4. Forex - "No comm, the best instrument to trade", claimed a very ignorant trader brain washed by some Forex course that he had taken. In actual fact, the spread between the bid and ask price is the comm for the brokers. It's very much cheaper now to trade Forex as the Euro/US$ pair spread sometimes narrow down to 1 pip which is US$10 for a round turn of buying and selling US$100k worth of currency. While some not so liquid currency pairs have spread of more than 3 pips which is US$30 per round turn transaction.
But, in time of volatility, the spread may widen to 3 or 5 pips making the transaction rather expensive. Moreover, Forex brokers are like bucket shop where they trade against the client's order. With the advance in computer software, its easy for the brokers to take advantage of client's order without them knowing it.
Forex Brokers are not well regulated, if they collapsed, say bye bye to your money.

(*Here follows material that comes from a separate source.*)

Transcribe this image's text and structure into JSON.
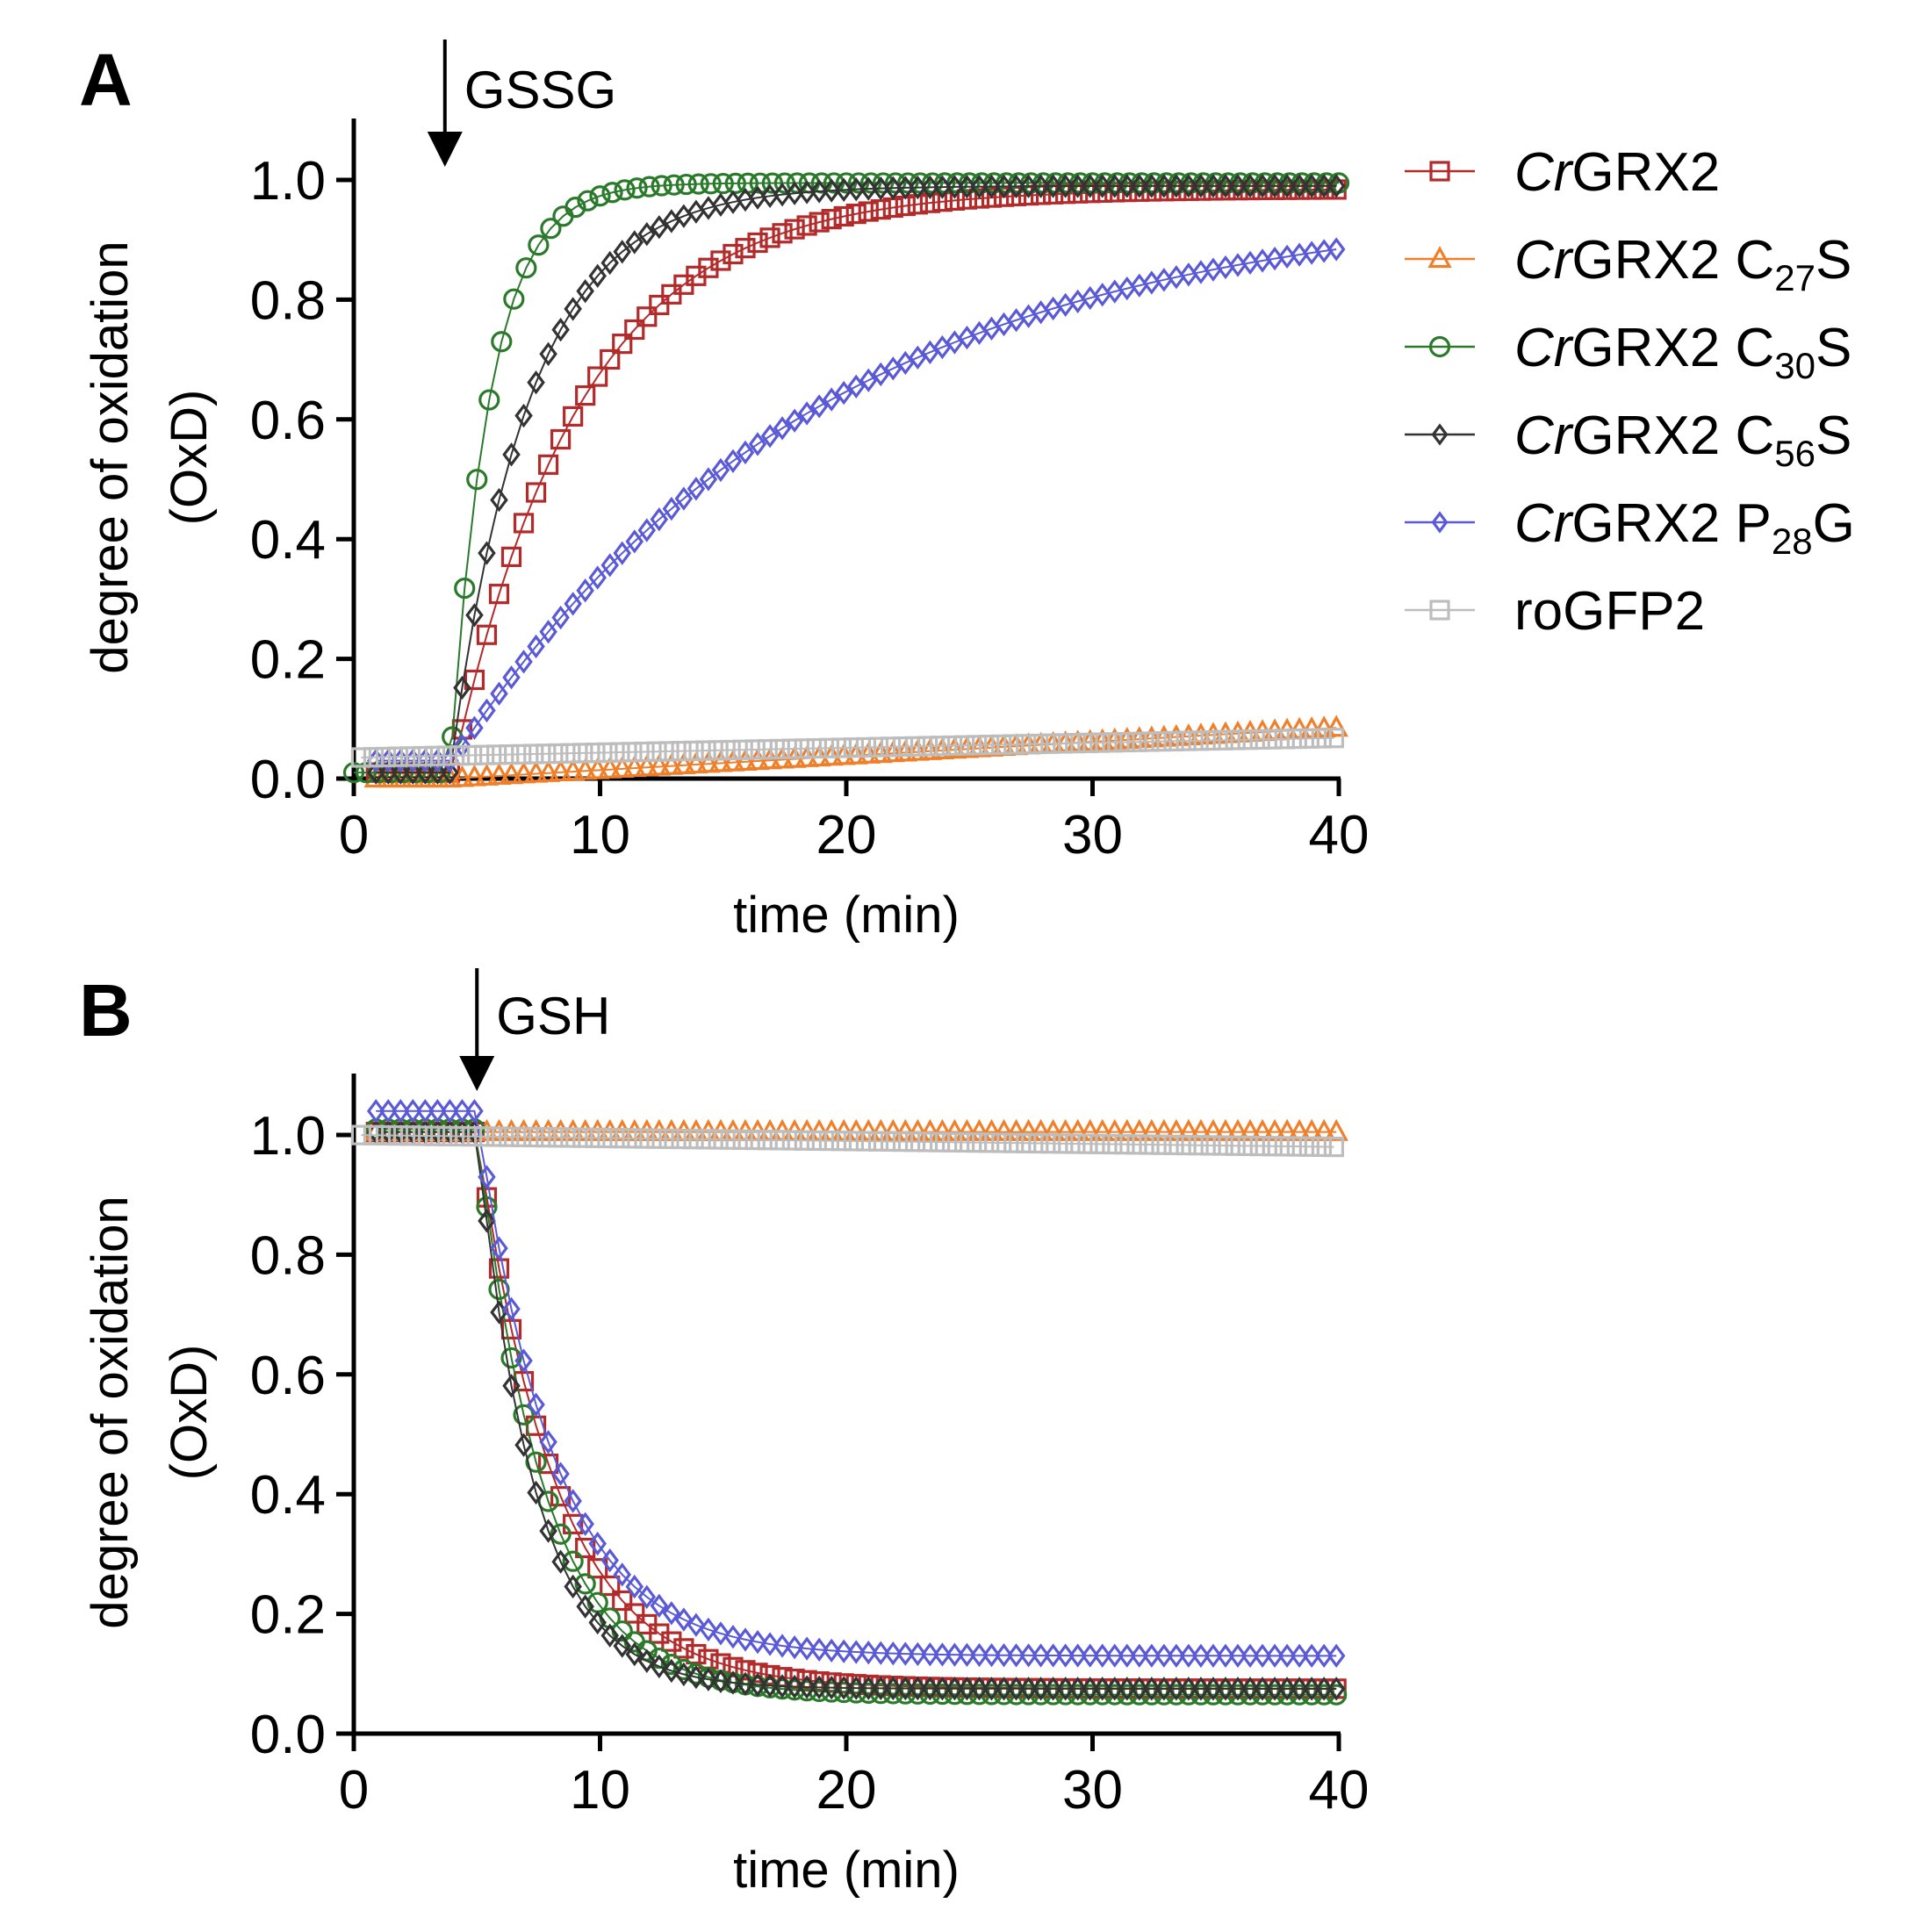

Most firm offering Forex courses are also introducing brokers for recommending their students to the Forex Broker, earning a comm for every transaction done. Rather good recurring income.
Futures - It's the cheapest in term of transaction cost and Interactive Brokers offer the most competitive rates for retail customers.
Options - About the same comm as Futures but some strike price may not be liquid with rather wide spread from the market makers. This instrument is meant more for the professional traders.